Le socle européen des droits sociaux bientôt renforcé

14 Mars 2018 Par Paperjam.lu
Autorité européenne du travail
L’une des principales missions de la future Autorité européenne du travail sera de contribuer à la lutte contre le dumping social. (Photo: Licence C.C.)

La Commission européenne a présenté ce mardi aux eurodéputés sa proposition de créer l’an prochain une Autorité européenne du travail.

Conformément à l’annonce qu’il avait faite en 2017 à l’occasion de son discours sur l’état de l’Union, le président de la Commission européenne – Jean-Claude Juncker – a proposé ce mardi au Parlement européen la création d’une Autorité européenne du travail.
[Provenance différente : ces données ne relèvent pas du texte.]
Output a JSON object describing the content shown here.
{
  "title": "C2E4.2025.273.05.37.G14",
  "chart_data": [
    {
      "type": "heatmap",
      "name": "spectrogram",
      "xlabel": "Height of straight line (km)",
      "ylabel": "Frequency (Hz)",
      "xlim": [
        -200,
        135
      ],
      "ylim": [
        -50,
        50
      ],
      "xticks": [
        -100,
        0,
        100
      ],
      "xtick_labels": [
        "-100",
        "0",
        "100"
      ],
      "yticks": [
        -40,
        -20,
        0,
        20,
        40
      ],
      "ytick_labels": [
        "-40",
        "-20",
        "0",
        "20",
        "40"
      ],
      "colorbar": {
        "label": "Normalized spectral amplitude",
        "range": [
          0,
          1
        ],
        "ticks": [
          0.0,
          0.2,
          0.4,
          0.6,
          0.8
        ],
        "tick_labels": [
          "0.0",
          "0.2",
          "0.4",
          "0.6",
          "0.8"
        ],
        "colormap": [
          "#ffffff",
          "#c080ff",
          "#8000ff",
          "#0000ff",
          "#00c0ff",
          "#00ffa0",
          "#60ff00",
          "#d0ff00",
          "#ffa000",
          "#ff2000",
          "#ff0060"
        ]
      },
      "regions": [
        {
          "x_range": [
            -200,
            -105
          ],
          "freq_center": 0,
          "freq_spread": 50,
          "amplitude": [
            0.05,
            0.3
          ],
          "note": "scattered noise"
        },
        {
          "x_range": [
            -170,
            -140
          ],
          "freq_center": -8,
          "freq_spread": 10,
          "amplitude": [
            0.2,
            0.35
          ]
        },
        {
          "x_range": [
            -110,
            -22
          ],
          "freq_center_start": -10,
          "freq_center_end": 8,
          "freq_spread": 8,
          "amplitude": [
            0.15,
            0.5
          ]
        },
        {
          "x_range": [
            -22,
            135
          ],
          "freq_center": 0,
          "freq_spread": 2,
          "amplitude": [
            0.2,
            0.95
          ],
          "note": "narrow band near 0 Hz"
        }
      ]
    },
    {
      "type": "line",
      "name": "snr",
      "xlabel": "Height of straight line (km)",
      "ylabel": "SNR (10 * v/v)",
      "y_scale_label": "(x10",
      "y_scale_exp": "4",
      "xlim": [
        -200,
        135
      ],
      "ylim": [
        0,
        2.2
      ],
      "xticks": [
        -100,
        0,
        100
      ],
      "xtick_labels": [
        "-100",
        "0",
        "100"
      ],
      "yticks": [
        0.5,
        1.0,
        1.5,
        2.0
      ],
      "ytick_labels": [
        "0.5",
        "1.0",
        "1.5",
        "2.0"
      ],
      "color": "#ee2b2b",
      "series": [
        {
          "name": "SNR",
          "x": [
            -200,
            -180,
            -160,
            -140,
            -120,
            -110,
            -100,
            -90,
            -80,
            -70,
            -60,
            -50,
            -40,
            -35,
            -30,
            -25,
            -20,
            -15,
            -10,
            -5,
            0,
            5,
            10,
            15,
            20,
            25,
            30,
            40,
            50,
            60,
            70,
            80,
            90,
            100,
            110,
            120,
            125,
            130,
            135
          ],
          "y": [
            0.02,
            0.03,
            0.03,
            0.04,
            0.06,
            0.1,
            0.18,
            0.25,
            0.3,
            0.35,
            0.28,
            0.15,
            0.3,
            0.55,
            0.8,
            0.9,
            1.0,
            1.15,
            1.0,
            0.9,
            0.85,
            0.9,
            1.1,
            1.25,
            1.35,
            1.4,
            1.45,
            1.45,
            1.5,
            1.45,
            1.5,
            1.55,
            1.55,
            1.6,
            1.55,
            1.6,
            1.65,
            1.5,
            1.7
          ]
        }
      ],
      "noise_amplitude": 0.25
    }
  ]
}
Amenée à voir le jour en 2019, elle sera notamment destinée à soutenir la coopération entre les agences nationales pour lutter contre certains abus favorisant le dumping social. Elle visera également à garantir l’accès à une protection sociale pour tous les travailleurs, aussi bien salariés que non salariés.

Face à un nombre de citoyens mobiles – autrement dit vivant et travaillant dans un autre État membre – ayant pratiquement doublé ces 10 dernières années, l’Autorité européenne du travail aidera les individus, les entreprises et les administrations nationales à exploiter au mieux les opportunités qu’offre la libre circulation et à assurer des conditions équitables en matière de mobilité des travailleurs.

Un siège à déterminer

Elle pourra également apporter son soutien pendant des inspections communes dans des entreprises soupçonnées d’abus en matière de détachement des travailleurs.

Et enfin, elle pourra aussi proposer une médiation en cas de litige transfrontalier, notamment dans le cas de la restructuration d’une entreprise impliquant plusieurs États membres de l’Union.

Dotée d’un budget annuel d’environ 50 millions d’euros, cette autorité devrait employer dans un premier temps environ 140 personnes. Il reste désormais aux 28 États membres à approuver cette proposition et à s’accorder sur la question de la localisation de cette future autorité, dont le travail préparatoire sera fait à partir de Bruxelles, selon la Commission.